Parsing huge logfiles in Node.js - read in line-by-line
You can use the inbuilt readline
package, see docs here. I use stream to create a new output stream.
var fs = require('fs'),
readline = require('readline'),
stream = require('stream');
var instream = fs.createReadStream('/path/to/file');
var outstream = new stream;
outstream.readable = true;
outstream.writable = true;
var rl = readline.createInterface({
input: instream,
output: outstream,
terminal: false
});
rl.on('line', function(line) {
console.log(line);
//Do your stuff ...
//Then write to outstream
rl.write(cubestuff);
});
Large files will take some time to process. Do tell if it works.
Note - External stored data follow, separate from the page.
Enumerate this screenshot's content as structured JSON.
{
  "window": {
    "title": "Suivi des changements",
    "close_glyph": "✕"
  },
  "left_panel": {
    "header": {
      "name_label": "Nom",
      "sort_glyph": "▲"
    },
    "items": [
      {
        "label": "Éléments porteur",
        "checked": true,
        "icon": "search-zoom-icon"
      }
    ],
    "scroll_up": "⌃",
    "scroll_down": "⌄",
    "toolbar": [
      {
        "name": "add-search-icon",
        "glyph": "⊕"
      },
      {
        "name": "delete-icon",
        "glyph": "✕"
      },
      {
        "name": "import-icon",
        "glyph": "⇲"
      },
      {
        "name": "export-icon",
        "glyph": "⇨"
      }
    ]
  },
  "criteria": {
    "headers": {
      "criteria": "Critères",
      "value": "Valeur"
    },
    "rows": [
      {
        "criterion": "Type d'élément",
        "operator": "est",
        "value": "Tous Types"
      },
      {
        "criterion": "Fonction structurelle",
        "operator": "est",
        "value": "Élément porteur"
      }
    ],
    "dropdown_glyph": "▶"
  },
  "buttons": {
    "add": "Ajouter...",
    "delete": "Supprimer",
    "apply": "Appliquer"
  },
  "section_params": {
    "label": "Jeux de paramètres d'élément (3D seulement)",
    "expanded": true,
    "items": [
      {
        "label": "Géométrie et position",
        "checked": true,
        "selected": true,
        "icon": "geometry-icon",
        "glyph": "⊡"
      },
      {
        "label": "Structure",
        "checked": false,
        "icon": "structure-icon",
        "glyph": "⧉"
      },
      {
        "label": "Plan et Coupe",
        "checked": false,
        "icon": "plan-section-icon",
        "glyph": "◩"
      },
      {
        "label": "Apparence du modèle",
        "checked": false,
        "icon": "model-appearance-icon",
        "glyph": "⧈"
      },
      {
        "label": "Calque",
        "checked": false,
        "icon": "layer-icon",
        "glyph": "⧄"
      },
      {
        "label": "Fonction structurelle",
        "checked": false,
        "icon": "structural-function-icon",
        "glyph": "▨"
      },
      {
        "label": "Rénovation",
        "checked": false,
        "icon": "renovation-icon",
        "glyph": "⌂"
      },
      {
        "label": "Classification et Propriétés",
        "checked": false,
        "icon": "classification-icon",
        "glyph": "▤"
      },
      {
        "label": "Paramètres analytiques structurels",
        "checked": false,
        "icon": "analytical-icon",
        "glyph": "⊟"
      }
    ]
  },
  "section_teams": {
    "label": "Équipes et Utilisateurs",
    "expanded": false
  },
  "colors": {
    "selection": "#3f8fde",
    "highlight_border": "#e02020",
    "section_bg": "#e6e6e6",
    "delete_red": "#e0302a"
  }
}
I searched for a solution to parse very large files (gbs) line by line using a stream. All the third-party libraries and examples did not suit my needs since they processed the files not line by line (like 1 , 2 , 3 , 4 ..) or read the entire file to memory
The following solution can parse very large files, line by line using stream & pipe. For testing I used a 2.1 gb file with 17.000.000 records. Ram usage did not exceed 60 mb.
First, install the event-stream package:
npm install event-stream
Then:
var fs = require('fs')
, es = require('event-stream');
var lineNr = 0;
var s = fs.createReadStream('very-large-file.csv')
.pipe(es.split())
.pipe(es.mapSync(function(line){
// pause the readstream
s.pause();
lineNr += 1;
// process line here and call s.resume() when rdy
// function below was for logging memory usage
logMemoryUsage(lineNr);
// resume the readstream, possibly from a callback
s.resume();
})
.on('error', function(err){
console.log('Error while reading file.', err);
})
.on('end', function(){
console.log('Read entire file.')
})
);
Please let me know how it goes!